Holness, in the statement, said that cooperation with the Chinese on major infrastructure would continue. However, he said those “infrastructure projects will therefore take the modalities of joint venture partnerships, public private partnerships, or private sector transactions directly between Jamaican firms and Chinese firms as the normal course of business”.

Finance Minister Dr Nigel Clarke in January said loans from the Chinese accounted for 3.9 per cent of Jamaica’s total loan portfolio. Based on Jamaica’s debt stock of about $2 trillion, loans from the Chinese would amount to about $78 billion.

The prime minister said Jamaica’s partnership with China going forward will focus on economic zones, logistics, agriculture, water and sewage, affordable housing and urban development.

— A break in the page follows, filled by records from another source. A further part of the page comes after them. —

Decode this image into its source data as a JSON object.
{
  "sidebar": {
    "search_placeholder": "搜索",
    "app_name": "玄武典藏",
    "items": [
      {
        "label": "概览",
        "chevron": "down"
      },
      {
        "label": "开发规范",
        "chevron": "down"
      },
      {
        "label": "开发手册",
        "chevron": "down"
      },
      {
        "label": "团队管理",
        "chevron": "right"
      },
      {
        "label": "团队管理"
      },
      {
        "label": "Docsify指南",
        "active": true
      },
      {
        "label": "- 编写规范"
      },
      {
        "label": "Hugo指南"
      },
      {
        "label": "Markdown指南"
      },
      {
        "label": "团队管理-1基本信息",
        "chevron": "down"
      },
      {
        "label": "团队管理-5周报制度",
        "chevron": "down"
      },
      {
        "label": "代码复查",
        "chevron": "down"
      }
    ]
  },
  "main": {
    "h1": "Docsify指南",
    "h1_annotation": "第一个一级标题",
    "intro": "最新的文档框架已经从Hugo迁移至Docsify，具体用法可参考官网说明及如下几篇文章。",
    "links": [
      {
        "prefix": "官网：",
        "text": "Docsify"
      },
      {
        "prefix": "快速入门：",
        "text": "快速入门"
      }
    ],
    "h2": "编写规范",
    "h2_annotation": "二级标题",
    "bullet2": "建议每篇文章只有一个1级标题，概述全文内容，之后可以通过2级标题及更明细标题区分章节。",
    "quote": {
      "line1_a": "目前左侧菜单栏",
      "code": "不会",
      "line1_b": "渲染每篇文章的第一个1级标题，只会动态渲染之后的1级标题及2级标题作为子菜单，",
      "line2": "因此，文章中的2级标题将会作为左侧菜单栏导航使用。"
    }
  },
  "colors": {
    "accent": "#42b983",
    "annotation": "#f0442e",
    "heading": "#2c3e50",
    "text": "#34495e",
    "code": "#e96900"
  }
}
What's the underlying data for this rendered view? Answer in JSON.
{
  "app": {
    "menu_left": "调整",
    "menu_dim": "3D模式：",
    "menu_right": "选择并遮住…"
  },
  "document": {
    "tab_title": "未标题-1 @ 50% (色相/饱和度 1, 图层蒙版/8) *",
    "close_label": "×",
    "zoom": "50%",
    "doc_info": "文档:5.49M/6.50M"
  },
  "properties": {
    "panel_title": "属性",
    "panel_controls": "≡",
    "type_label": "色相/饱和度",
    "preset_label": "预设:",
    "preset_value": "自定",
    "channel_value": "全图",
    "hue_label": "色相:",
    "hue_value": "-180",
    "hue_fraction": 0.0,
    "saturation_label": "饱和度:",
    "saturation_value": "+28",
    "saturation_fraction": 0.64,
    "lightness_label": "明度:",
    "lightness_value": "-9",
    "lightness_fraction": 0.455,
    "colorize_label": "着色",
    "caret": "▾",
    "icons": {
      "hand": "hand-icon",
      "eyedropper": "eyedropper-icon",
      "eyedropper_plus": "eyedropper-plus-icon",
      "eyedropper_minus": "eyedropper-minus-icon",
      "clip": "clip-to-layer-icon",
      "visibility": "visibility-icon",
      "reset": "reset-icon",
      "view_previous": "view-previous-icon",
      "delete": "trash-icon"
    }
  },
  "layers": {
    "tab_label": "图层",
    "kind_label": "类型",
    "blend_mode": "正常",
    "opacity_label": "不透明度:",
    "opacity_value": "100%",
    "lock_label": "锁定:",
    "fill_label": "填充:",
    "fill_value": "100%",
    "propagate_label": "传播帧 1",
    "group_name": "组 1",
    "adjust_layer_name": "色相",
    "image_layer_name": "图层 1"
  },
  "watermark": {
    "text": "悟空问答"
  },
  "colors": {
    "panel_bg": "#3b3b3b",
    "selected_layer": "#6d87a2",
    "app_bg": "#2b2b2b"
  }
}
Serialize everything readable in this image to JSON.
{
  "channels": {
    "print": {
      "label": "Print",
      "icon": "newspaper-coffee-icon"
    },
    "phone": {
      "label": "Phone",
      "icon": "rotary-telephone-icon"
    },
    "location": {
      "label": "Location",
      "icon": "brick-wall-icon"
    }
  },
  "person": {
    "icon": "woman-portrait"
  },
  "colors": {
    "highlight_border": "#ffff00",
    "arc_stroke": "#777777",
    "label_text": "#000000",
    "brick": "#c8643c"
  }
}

“Under the new cooperation framework, investments will be more strategic and focused on the development of special economic zones and logistics hubs, urban centre development, water and sewerage, agriculture, and affordable housing,” the statement said.

Holness insisted that there remained strategic areas for further investments by China in Jamaica.

“These areas were strategic for investments because they could be pursued on an open, profitable commercial basis, within fiscal incentives allowed by the law and without government necessarily incurring more debt or having to take an equity stake,” he said.

He also noted that the areas were strategic because they aligned with the government’s objectives of stimulating growth, creating jobs, and building resilience in Jamaica’s economy.